目に見える「老い」を気にする人は多いですが、本当に気にしなければいけないのは体の内部の「老い」です。「人は血管から老いる」とも言われています。それもそのはずで、血管は体のすみずみまで張り巡らされ、血管の総延長は1億メートルに及びます。

カギは「血管内皮細胞」

体中の細胞に必要な血液を運ぶ血管がダメになったら、体のさまざまな部位の機能が低下して老化するのは当然です。血管は3層構造になっていますが、いちばん内側にあるのは血管内皮細胞と呼ばれる薄い細胞です。この細胞が血流と血管の質を決める重要な働きを担っています。体中の細胞へ酸素と栄養素を届けてその代わりに二酸化炭素と老廃物を受け取ることが血液と血管の大切な役割です。

回復しやすい

血管の老化は血管内皮細胞の衰えから始まります。この細胞が衰えると、血管が衰えて動脈硬化が促進されます。それと並行して血小板の働きが活発化して血栓ができやすくなります。
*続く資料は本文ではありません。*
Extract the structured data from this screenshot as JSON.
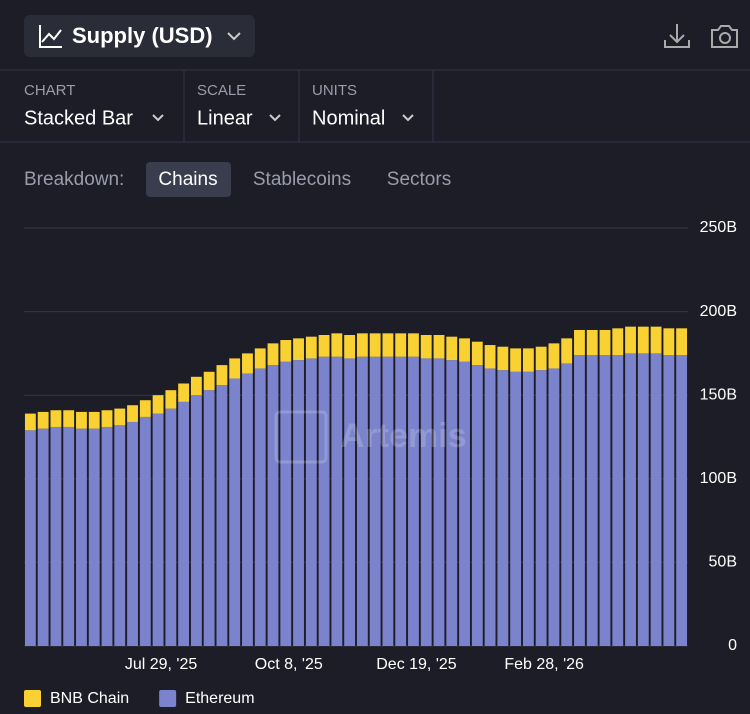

血栓ができて、しかもそれが血管全体を詰まらせたり血管を破裂させたりすれば、命に関わる大きな問題です。運動不足や高血圧などで血管内皮細胞の働きは落ちていきますが、良くない生活習慣を正しく変えられたら、一度は働きが落ちた血管内皮細胞を正常な状態に戻し、動脈を若返らせることはそれほど大変ではありません。

プラークができると…

しかし、血管内皮細胞の動きが落ちてすぐ対処せずに、そのうち血管の内側にコレステロールが溜まり、プラークと呼ばれる粥状のコブが血管内に生じてその蓄積が始まると、血管の状態を元通りにするのは困難になります。何らかの原因でプラークの中身が飛び出ると、それによって生じた傷口を塞ぐために血小板が集まり、血液が固まって血栓ができます。血栓が心臓で生じると心臓病に、脳で生じると脳卒中が起きるということです。